A NYPD vehicle passes through a nearly empty Times Square during the coronavirus pandemic on April 25 in New York City. Justin Heiman/Getty Images

More than 270 “public servants” have died from coronavirus, according to New York City Mayor Bill de Blasio who said he thinks “the right thing to do is to help the families who have lost their loved ones.”

The mayor is officially asking the state of New York to authorize line-of -duty benefits to families of all city employees, including the NYPD or FDNY, who have died as a result of the virus.

“The city of New York believes, I believe, they deserve, their families deserve line of duty benefits for any death that was connected to Covid 19,” he said.

The mayor said he wants to take the “weight off the shoulders of these valiant New Yorkers.” He said the state legislature is the way to do this rather than through city budget changes.

The city supports the line-of-duty death benefits proposal in Washington, but the mayor said he wants to do more. “This horrible crisis came out of nowhere, grabbed this city and these valiant city employees kept fighting no matter what,” de Blasio said.

De Blasio also thanked Sens. Chuck Schumer and Kirsten Gillibrand for their efforts in Washington and noted the city has extended health insurance for 45 days at the request of the municipal labor committee.

10:33 a.m. ET, May 19, 2020

 New York City's daily coronavirus numbers are a "mixed bag," mayor says

From CNN's Melanie Schuman

New York Mayor Bill de Blasio speaks during a coronavirus briefing in New York City on May 19.
New York Mayor Bill de Blasio speaks during a coronavirus briefing in New York City on May 19. NYC Media

Mayor Bill de Blasio called today’s numbers a “mixed bag” and urged caution.

Here are the latest numbers, according to de Blasio:

  • The number of hospital admissions for suspected cases has gone up to 57. That’s a rise of nine, from 48.
  • The number of people currently in the public Health and Hospitals ICU has gone up 492 from 475. (17 cases)
  • The percentage of those who tested positive dropped down to 9%. That’s down from the 11% it has held for the past several days of recording data.

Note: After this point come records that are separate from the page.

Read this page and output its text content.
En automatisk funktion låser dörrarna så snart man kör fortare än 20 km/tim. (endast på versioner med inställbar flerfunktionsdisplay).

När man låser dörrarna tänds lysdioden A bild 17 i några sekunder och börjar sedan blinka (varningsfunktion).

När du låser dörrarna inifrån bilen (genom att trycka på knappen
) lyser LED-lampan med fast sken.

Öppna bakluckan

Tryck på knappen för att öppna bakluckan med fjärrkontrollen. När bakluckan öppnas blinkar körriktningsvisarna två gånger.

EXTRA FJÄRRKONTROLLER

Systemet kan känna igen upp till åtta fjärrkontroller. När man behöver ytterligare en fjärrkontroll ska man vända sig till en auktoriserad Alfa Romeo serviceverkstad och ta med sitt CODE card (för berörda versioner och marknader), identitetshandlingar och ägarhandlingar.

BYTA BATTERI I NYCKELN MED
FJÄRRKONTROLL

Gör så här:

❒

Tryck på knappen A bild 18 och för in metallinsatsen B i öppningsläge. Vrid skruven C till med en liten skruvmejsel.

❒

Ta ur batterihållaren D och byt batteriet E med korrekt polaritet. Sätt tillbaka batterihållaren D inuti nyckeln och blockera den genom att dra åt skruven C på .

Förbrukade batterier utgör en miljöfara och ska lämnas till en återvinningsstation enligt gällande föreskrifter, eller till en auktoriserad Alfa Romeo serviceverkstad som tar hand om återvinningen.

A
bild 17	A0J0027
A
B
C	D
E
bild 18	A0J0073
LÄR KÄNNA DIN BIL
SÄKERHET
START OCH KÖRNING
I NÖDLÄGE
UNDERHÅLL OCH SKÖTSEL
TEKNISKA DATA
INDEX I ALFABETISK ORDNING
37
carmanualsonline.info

This data is all as of Sunday.

11:55 a.m. ET, May 19, 2020

New York City sees slight increase in cases of childhood illness possibly linked to Covid-19

From CNN's Melanie Schuman

There are now 147 confirmed cases of Multi-system Inflammatory Syndrome in Children (MIS-C) in New York City, according to Mayor Bill de Blasio. That number went up by two cases from Monday when it was 145.

The mayor said 69 have tested positive for Covid-19 or antibodies and reiterated there is one fatality which he spoke about Monday.

Updated data and information will come later this week from the city as it reconciles its cases based off of US Centers for Disease Control and Prevention guidance. New York City previously had a separate list of criteria.